Ook nu wordt er gebouwd in Jeruzalem, in Israel. Al meer dan honderd jaar, sinds de terugkeer van Joodse mensen vanuit de wereld naar Israel op gang begon te komen. Maar de haat van de tegenstanders is onverminderd groot, net als in de dagen van Nehemia. Ook nu wordt er tegelijk gebouwd en verdedigd.

De haat tegen het Joodse volk is een haat tegen de God van het Joodse volk. En zoals God ten dage van Nehemia streed voor Zijn volk, zo zal Hij dat nu ook doen. De vijanden zullen het niet winnen, hoewel ze als een razende tekeer gaan.

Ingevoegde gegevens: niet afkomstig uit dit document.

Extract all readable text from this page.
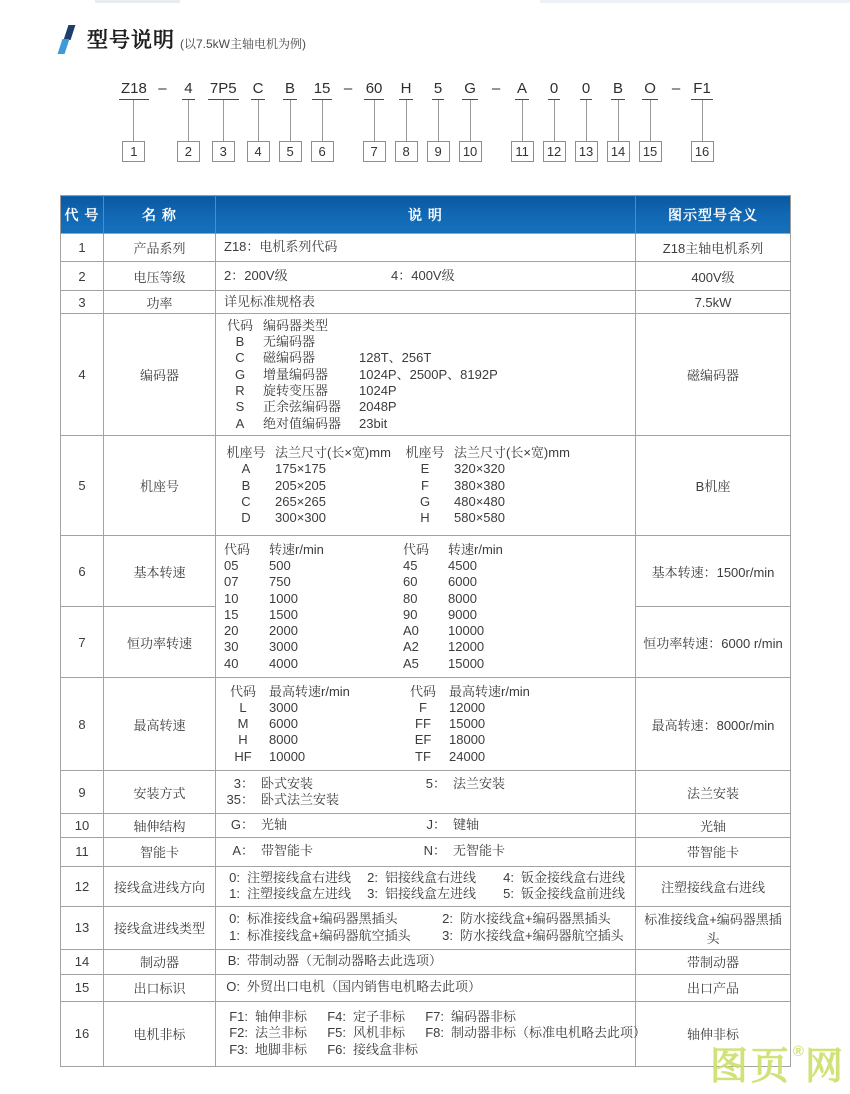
型号说明 (以7.5kW主轴电机为例)
Z18
1
– 4
2
7P5
3
C
4
B
5
15
6
– 60
7
H
8
5
9
G
10
– A
11
0
12
0
13
B
14
O
15
– F1
16
代 号	名 称	说 明	图示型号含义
1	产品系列	Z18：电机系列代码	Z18主轴电机系列
2	电压等级	2：200V级 4：400V级	400V级
3	功率	详见标准规格表	7.5kW
4	编码器	
代码 编码器类型
B	无编码器
C	磁编码器	128T、256T
G	增量编码器	1024P、2500P、8192P
R	旋转变压器	1024P
S	正余弦编码器	2048P
A	绝对值编码器	23bit
	磁编码器
5	机座号	
机座号 法兰尺寸(长×宽)mm	机座号 法兰尺寸(长×宽)mm
A	175×175	E	320×320
B	205×205	F	380×380
C	265×265	G	480×480
D	300×300	H	580×580
	B机座
6	基本转速	
代码	转速r/min	代码	转速r/min
05	500	45	4500
07	750	60	6000
10	1000	80	8000
15	1500	90	9000
20	2000	A0	10000
30	3000	A2	12000
40	4000	A5	15000
	基本转速：1500r/min
7	恒功率转速		恒功率转速：6000 r/min
8	最高转速	
代码	最高转速r/min	代码	最高转速r/min
L	3000	F	12000
M	6000	FF	15000
H	8000	EF	18000
HF	10000	TF	24000
	最高转速：8000r/min
9	安装方式	
3： 卧式安装	5： 法兰安装
35： 卧式法兰安装	法兰安装
10	轴伸结构	G： 光轴 J： 键轴	光轴
11	智能卡	A： 带智能卡 N： 无智能卡	带智能卡
12	接线盒进线方向	
0: 注塑接线盒右进线	2: 铝接线盒右进线	4: 钣金接线盒右进线
1: 注塑接线盒左进线	3: 铝接线盒左进线	5: 钣金接线盒前进线	注塑接线盒右进线
13	接线盒进线类型	
0: 标准接线盒+编码器黑插头	2: 防水接线盒+编码器黑插头
1: 标准接线盒+编码器航空插头	3: 防水接线盒+编码器航空插头
	标准接线盒+编码器黑插头
14	制动器	B: 带制动器（无制动器略去此选项）	带制动器
15	出口标识	O: 外贸出口电机（国内销售电机略去此项）	出口产品
16	电机非标	
F1: 轴伸非标	F4: 定子非标	F7: 编码器非标
F2: 法兰非标	F5: 风机非标	F8: 制动器非标（标准电机略去此项）
F3: 地脚非标	F6: 接线盒非标
	轴伸非标
图页®网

Het is een voorrecht, beste mensen, dat wij mee mogen strijden aan de herbouw van Israel, van Jeruzalem en van het Joodse volk. Het is Gods bouwwerk. Hij heeft een plan met het herstel van Israel. Het loopt uit op de terugkeer van de Heere Jezus uit de hemel naar Jeruzalem, om Zijn rijk van vrede en gerechtigheid op te richten. De voorbereidingen daarvoor zijn in volle gang, vandaar ook dat de strijd ertegen toeneemt.

En hoe kunnen wij mee bouwen? Op de knieën, maar ook door daadwerkelijk naast het Joodse volk te gaan staan, het te steunen, te troosten, te bemoedigen.

En tegen allen die wellicht tegenwerpen: ‘Wat zie ik vandaag van God in Israel, het volk is toch een zondig volk, net als alle andere volken?’, zeg ik: Zeker, er is veel zonde en ongerechtigheid onder het volk Israel. Maar toch is het een onverklaarbaar wonder van God dat dit volk zoveel eeuwen van lijden en vervolging heeft overleefd en weer terug komt in het eigen land. Het herstel is aanvankelijk in ongeloof, zegt Ezechiël 37. Maar vol verwachting mogen we uitzien naar het moment dat God de Geest in het volk zal zenden, Zijn Geest, zoals Ezechiël 37 ook voorzegt.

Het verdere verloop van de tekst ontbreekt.